The only proof that I could show is my _recommendation letter_ that I've volunteered in the ER. I am not sure if they would accept it in case they would require me to send a proof of employment.

Thank you guys.

*Source:*
https://www.nremt.org/nremt/EMTServices/open_pdf.asp?file=2010+Basic+cover+letter.pdf

https://www.nremt.org/nremt/EMTServices/open_pdf.asp?file=2010+Basic+form.pdf


----------



## brian321 (Aug 19, 2012)

*I'm in the same boat, what was your outcome?*

I haven't worked as an EMT and will need to recertify.
I don't think I need to rectify NREMT, because on the Contra Costa County, CA recertification application doesn't seem to require a NREMT revert.

Contra Costa County, CA recert application does ask if you are working but does not seem to disqualify you if you are not working. It does not say anything about 6 months of working either.

can't post links properly yet

//cchealth.org/ems/certification.php

Just recertify County/State. And let NREMT lapse.

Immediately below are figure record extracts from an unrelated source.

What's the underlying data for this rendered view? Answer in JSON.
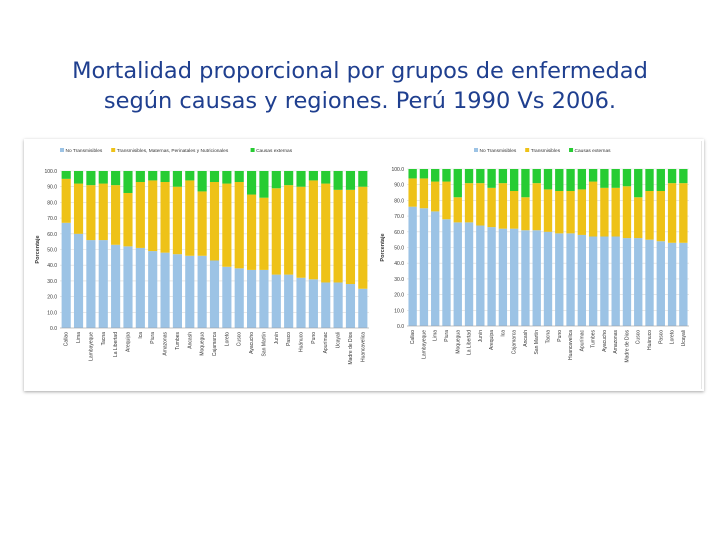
{
  "title_line1": "Mortalidad proporcional por grupos de enfermedad",
  "title_line2": "según causas y regiones. Perú 1990 Vs 2006.",
  "colors": {
    "blue": "#9cc3e5",
    "yellow": "#eec218",
    "green": "#27cc33",
    "title": "#1f3f8f"
  },
  "chart_data": [
    {
      "type": "bar",
      "stacked": true,
      "ylabel": "Porcentaje",
      "ylim": [
        0,
        100
      ],
      "yticks": [
        "0.0",
        "10.0",
        "20.0",
        "30.0",
        "40.0",
        "50.0",
        "60.0",
        "70.0",
        "80.0",
        "90.0",
        "100.0"
      ],
      "legend": [
        "No Transmisibles",
        "Transmisibles, Maternas, Perinatales y Nutricionales",
        "Causas externas"
      ],
      "categories": [
        "Callao",
        "Lima",
        "Lambayeque",
        "Tacna",
        "La Libertad",
        "Arequipa",
        "Ica",
        "Piura",
        "Amazonas",
        "Tumbes",
        "Ancash",
        "Moquegua",
        "Cajamarca",
        "Loreto",
        "Cusco",
        "Ayacucho",
        "San Martín",
        "Junín",
        "Pasco",
        "Huánuco",
        "Puno",
        "Apurímac",
        "Ucayali",
        "Madre de Dios",
        "Huancavelica"
      ],
      "series": [
        {
          "name": "No Transmisibles",
          "values": [
            67,
            60,
            56,
            56,
            53,
            52,
            51,
            49,
            48,
            47,
            46,
            46,
            43,
            39,
            38,
            37,
            37,
            34,
            34,
            32,
            31,
            29,
            29,
            28,
            25
          ]
        },
        {
          "name": "Transmisibles, Maternas, Perinatales y Nutricionales",
          "values": [
            28,
            32,
            35,
            36,
            38,
            34,
            42,
            45,
            45,
            43,
            48,
            41,
            50,
            53,
            55,
            48,
            46,
            55,
            57,
            58,
            63,
            63,
            59,
            60,
            65
          ]
        },
        {
          "name": "Causas externas",
          "values": [
            5,
            8,
            9,
            8,
            9,
            14,
            7,
            6,
            7,
            10,
            6,
            13,
            7,
            8,
            7,
            15,
            17,
            11,
            9,
            10,
            6,
            8,
            12,
            12,
            10
          ]
        }
      ]
    },
    {
      "type": "bar",
      "stacked": true,
      "ylabel": "Porcentaje",
      "ylim": [
        0,
        100
      ],
      "yticks": [
        "0.0",
        "10.0",
        "20.0",
        "30.0",
        "40.0",
        "50.0",
        "60.0",
        "70.0",
        "80.0",
        "90.0",
        "100.0"
      ],
      "legend": [
        "No Transmisibles",
        "Transmisibles",
        "Causas externas"
      ],
      "categories": [
        "Callao",
        "Lambayeque",
        "Lima",
        "Piura",
        "Moquegua",
        "La Libertad",
        "Junín",
        "Arequipa",
        "Ica",
        "Cajamarca",
        "Ancash",
        "San Martín",
        "Tacna",
        "Puno",
        "Huancavelica",
        "Apurímac",
        "Tumbes",
        "Ayacucho",
        "Amazonas",
        "Madre de Dios",
        "Cusco",
        "Huánuco",
        "Pasco",
        "Loreto",
        "Ucayali"
      ],
      "series": [
        {
          "name": "No Transmisibles",
          "values": [
            76,
            75,
            73,
            68,
            66,
            66,
            64,
            63,
            62,
            62,
            61,
            61,
            60,
            59,
            59,
            58,
            57,
            57,
            57,
            56,
            56,
            55,
            54,
            53,
            53
          ]
        },
        {
          "name": "Transmisibles",
          "values": [
            18,
            19,
            19,
            24,
            16,
            25,
            27,
            25,
            29,
            24,
            21,
            30,
            27,
            27,
            27,
            29,
            35,
            31,
            31,
            33,
            26,
            31,
            32,
            38,
            38
          ]
        },
        {
          "name": "Causas externas",
          "values": [
            6,
            6,
            8,
            8,
            18,
            9,
            9,
            12,
            9,
            14,
            18,
            9,
            13,
            14,
            14,
            13,
            8,
            12,
            12,
            11,
            18,
            14,
            14,
            9,
            9
          ]
        }
      ]
    }
  ]
}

This could be a problem if you wanted to work in another state or county that requires current NREMT certification.


----------



## DesertMedic66 (Aug 19, 2012)

brian321 said:


> I haven't worked as an EMT and will need to recertify.
> I don't think I need to rectify NREMT, because on the Contra Costa County, CA recertification application doesn't seem to require a NREMT revert.
> 
> Contra Costa County, CA recert application does ask if you are working but does not seem to disqualify you if you are not working. It does not say anything about 6 months of working either.
> ...



If you haven't worked as an EMT then you are unable to recert for the NREMT. If it is your first time applying thru Contra Costa County (as well as anywhere in California) you need to have a valid NREMT certificate.


----------